For younger children, practicing breathwork is going to be more focused around smelling, using fun props (see next section) and visuals where as with older children you can dive deeper into proper techniques. Here are a few examples:
Younger Children: Flower Breath
See Video: Here
Join your pinky fingers, thumbs and the base of your palms together to form a flower. Bring the flower up to your nose to take a big smell. What colour is your flower? Do you have a favourite flower? What does it smell like? Repeat a few times.
Older Children - Breath of Fire
See Video: Here
This is a fun way to get children practicing breath of fire otherwise known as Kapalabhati.
The inhale is just a natural breath in and the exhale is rapid and focuses on those abdominal muscles contracting.
The breath in matches the length of the breath out.
This breathing practice is great for exercising the respiratory muscles, improving focus, digestion, letting go of stress and strengthening abdominal muscles.
Props are a great way to get in some quiet time and to set the scene ready for some calm. It could be that you have a calm corner, a calm basket or a special blanket you use for relaxation. You can use props to help with breathwork such as a breathing ball, pom poms and paper straws.
You could use eye pillows, mindfulness cards, glitter jars, rain sticks, sound bowl, bell, rolling up in your yoga mat, magic stones or crystals etc. There are so many different ways you can utilize the use of props.
Here is one example:
Pom Pom obstacle course
Create a little obstacle course that the child can then use a paper straw to blow a pom pom or cotton ball from the start line to finish line. You can make this easy and get more challenging as you go. You can also play this by just doing this from one end of the yoga mat (or table) to the other.
Who says quiet time can't be fun? Here are a few of my favourite quiet games for groups.
Everyone sits in a line. Write down a sentence - this could be an affirmation, a quote or even a tongue twister. Then give this bit of paper to the person at the back OR just whisper it to them.
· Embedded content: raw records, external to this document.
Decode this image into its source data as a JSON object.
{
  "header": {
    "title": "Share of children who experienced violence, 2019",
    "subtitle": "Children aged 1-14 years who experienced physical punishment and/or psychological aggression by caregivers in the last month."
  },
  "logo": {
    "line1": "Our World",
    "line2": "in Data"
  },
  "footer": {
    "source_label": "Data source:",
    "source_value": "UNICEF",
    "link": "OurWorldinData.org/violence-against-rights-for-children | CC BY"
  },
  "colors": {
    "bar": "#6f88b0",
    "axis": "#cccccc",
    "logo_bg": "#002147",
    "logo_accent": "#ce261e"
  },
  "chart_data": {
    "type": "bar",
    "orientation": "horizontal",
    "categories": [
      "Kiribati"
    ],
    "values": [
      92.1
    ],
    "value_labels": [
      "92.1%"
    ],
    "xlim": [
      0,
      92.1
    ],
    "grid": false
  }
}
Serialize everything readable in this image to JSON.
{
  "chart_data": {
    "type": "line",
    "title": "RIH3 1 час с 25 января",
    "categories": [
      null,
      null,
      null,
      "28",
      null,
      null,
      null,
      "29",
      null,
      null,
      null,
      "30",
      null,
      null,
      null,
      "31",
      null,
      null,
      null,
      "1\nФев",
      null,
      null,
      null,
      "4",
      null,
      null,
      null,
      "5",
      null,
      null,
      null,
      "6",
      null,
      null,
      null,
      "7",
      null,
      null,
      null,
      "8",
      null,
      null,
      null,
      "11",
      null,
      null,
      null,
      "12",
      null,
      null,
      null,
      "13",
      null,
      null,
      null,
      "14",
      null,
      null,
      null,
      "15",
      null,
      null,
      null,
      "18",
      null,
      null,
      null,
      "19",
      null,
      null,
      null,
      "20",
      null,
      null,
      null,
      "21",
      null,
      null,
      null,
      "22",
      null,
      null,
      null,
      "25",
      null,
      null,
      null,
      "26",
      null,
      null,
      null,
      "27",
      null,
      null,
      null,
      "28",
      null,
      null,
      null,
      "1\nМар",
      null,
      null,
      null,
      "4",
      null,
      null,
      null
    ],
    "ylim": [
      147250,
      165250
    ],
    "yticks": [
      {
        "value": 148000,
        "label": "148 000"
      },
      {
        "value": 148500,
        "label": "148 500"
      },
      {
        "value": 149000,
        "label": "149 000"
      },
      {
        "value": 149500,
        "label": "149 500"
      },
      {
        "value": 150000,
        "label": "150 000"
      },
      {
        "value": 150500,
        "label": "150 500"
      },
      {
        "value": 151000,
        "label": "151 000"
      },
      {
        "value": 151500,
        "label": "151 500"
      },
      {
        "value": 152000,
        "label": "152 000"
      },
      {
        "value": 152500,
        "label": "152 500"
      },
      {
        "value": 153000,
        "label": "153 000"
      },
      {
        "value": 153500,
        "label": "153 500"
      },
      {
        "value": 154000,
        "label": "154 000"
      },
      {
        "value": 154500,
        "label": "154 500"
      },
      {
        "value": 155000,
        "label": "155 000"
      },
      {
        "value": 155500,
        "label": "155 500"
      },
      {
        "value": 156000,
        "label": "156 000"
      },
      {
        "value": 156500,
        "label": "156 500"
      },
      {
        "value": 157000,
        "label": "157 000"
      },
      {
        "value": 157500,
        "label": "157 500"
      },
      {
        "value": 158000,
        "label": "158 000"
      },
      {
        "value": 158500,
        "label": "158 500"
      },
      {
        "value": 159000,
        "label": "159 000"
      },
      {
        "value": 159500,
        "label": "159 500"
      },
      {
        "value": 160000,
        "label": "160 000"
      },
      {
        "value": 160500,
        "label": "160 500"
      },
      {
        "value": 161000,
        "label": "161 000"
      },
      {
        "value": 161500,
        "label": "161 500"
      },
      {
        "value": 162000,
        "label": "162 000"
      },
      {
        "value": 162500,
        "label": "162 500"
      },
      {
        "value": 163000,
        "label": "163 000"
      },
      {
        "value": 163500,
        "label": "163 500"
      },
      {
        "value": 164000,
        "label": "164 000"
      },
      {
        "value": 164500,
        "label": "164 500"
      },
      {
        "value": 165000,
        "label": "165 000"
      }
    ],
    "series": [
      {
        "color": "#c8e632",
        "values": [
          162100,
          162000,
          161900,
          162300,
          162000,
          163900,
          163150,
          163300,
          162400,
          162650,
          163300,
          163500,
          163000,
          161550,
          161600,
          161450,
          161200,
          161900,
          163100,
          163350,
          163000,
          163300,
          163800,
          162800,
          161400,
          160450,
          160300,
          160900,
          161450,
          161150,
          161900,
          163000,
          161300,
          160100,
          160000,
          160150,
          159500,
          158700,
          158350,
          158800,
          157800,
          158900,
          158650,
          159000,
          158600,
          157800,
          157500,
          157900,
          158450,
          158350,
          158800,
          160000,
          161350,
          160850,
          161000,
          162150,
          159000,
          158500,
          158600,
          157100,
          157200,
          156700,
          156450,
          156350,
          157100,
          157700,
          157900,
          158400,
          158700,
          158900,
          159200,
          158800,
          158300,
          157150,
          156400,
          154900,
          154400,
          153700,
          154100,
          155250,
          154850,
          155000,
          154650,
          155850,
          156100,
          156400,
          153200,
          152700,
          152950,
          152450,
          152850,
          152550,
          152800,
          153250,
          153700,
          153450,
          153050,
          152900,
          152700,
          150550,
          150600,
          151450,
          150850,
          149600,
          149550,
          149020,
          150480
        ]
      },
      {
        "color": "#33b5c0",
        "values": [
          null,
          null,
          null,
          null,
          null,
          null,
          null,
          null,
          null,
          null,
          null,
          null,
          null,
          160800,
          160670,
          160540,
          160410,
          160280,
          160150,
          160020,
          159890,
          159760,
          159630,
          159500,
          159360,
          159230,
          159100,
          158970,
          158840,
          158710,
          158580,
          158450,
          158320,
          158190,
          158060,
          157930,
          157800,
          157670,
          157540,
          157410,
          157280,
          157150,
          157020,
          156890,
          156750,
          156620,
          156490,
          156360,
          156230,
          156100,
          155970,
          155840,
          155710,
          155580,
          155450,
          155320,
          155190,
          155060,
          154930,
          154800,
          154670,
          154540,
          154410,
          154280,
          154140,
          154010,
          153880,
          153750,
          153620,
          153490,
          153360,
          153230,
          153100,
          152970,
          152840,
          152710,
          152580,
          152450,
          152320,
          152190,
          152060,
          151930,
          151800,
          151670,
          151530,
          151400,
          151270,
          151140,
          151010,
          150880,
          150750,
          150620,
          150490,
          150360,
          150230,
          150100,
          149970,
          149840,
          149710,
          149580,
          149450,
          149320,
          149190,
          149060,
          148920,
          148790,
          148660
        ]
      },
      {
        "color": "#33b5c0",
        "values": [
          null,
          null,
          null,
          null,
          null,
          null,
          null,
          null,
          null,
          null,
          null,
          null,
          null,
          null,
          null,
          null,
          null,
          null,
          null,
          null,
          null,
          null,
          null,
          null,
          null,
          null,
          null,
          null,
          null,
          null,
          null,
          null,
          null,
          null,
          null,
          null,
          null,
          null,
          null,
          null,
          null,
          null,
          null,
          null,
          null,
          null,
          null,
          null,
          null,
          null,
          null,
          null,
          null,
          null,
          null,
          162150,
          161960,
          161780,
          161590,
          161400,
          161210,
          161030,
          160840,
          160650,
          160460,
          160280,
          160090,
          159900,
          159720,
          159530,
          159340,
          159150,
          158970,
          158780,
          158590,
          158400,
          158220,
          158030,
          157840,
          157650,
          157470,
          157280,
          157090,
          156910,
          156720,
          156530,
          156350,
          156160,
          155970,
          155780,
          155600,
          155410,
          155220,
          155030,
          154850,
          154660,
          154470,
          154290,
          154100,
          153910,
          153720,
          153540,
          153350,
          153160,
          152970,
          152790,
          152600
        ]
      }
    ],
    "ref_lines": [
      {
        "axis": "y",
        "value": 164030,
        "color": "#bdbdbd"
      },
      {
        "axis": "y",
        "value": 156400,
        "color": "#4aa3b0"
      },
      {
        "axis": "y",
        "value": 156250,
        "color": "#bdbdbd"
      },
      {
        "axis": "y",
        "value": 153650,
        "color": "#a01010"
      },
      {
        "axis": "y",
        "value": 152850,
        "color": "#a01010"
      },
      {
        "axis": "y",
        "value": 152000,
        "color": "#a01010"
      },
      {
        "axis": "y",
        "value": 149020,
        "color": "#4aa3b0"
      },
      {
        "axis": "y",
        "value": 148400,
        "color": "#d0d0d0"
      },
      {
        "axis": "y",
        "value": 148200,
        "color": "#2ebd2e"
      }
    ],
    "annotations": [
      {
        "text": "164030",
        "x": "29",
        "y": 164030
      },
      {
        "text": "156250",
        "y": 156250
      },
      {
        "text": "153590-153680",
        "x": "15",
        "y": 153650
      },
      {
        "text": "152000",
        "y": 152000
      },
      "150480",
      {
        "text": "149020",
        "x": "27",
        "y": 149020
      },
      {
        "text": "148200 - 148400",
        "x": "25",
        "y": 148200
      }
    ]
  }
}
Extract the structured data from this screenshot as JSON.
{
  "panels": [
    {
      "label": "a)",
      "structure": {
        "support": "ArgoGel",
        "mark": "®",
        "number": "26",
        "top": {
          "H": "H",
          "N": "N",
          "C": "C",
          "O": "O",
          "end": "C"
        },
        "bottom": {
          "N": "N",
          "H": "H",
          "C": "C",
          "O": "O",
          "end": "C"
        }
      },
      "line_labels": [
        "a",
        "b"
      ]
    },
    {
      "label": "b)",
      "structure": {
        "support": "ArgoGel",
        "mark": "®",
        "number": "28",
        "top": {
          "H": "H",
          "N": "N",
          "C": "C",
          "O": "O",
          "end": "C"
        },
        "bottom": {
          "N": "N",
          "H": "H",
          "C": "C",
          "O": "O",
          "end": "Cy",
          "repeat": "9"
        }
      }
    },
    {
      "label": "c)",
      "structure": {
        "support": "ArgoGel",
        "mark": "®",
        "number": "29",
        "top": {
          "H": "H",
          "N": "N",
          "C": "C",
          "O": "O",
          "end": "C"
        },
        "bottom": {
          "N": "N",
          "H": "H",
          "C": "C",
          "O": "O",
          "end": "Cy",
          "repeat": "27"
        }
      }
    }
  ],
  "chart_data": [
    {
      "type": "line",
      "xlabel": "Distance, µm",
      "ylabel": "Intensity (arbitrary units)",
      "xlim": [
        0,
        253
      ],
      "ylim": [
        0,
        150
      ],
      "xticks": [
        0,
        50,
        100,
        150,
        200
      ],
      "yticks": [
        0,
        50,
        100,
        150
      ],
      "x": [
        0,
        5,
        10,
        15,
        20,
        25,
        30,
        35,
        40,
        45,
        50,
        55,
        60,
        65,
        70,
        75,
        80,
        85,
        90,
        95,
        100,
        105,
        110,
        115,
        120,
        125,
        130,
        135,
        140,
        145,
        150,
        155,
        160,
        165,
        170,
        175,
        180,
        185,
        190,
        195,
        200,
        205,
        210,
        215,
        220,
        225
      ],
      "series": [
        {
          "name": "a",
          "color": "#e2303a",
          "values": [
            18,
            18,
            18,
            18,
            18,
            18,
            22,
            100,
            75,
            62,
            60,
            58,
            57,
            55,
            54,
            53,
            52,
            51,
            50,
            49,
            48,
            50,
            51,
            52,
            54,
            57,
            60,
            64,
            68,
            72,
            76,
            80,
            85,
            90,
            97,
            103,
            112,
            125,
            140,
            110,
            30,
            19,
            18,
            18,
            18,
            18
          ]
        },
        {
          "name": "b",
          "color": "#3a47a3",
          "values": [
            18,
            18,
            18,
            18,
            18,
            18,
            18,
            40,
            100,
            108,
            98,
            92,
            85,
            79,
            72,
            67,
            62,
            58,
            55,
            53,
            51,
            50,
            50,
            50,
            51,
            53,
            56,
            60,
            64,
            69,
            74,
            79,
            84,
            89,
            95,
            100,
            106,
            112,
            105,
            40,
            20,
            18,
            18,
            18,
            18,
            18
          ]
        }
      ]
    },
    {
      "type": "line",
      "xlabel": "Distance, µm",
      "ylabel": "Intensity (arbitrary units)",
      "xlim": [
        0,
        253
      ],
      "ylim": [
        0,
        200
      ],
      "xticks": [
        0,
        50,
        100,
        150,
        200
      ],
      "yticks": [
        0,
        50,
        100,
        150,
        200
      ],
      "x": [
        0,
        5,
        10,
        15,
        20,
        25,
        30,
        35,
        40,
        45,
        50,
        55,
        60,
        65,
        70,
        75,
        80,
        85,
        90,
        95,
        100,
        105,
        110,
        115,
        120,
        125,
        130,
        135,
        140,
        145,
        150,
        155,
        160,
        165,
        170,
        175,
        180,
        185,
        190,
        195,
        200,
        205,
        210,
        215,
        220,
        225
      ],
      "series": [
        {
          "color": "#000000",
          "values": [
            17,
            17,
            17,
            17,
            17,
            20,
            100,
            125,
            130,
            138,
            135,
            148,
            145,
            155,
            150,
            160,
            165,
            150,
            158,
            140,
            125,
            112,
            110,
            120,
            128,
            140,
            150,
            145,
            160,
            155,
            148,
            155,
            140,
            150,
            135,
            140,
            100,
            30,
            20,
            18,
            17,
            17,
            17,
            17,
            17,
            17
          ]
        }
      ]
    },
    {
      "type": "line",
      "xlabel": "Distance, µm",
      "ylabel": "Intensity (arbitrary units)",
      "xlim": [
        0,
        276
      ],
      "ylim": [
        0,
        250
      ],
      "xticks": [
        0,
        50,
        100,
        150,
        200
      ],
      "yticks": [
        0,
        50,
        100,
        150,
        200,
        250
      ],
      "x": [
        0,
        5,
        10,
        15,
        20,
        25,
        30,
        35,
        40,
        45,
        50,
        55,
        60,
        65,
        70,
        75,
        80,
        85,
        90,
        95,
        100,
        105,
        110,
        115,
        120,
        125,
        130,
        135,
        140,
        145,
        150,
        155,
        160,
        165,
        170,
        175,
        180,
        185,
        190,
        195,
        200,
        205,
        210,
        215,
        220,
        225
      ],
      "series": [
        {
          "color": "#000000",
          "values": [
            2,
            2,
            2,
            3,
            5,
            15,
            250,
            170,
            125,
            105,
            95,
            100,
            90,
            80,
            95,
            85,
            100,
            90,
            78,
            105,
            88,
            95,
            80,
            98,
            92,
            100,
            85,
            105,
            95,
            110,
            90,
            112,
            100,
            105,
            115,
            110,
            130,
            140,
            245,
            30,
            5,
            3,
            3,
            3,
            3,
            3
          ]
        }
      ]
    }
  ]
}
They then lean forward and whisper it to the person in front of them. They can't repeat it so whatever the person in front thought they heard they pass on to the person in front of them. It keeps going and then the person at the front stands up and shares what they heard with the rest of the group. The person at the back can then let everyone know how much the original message changed (if it did at all). Everyone must be quiet in this game to allow for the message to be heard so it is a great way to practice patience, sitting in stillness and quiet.
Everyone sits in a circle, encourage them to sit up tall but comfortable. One soft toy is then passed to who ever is sitting the quietest. That child then takes a moment to hug the toy, take a few breaths and then must pass it to another child who is being nice and quiet. This game works really well for younger children. Be sure that everyone gets a turn, if someone is struggling to be quiet, don't punish them by not giving them a turn, help them instead.
Story time is a great opportunity for quiet and relaxation. This could be a short fable or a story book, you could even read a guided relaxation. So many options with this one. Story time is great before bedtime for a reason, it can really help a child to relax, calm and focus.
We have included all kinds of stories in my Yoga classes such as Fox makes Friends by Adam Relf, A child's version of The Wizard of Oz, Listening with my Heart by Gabi Garcia and so much more.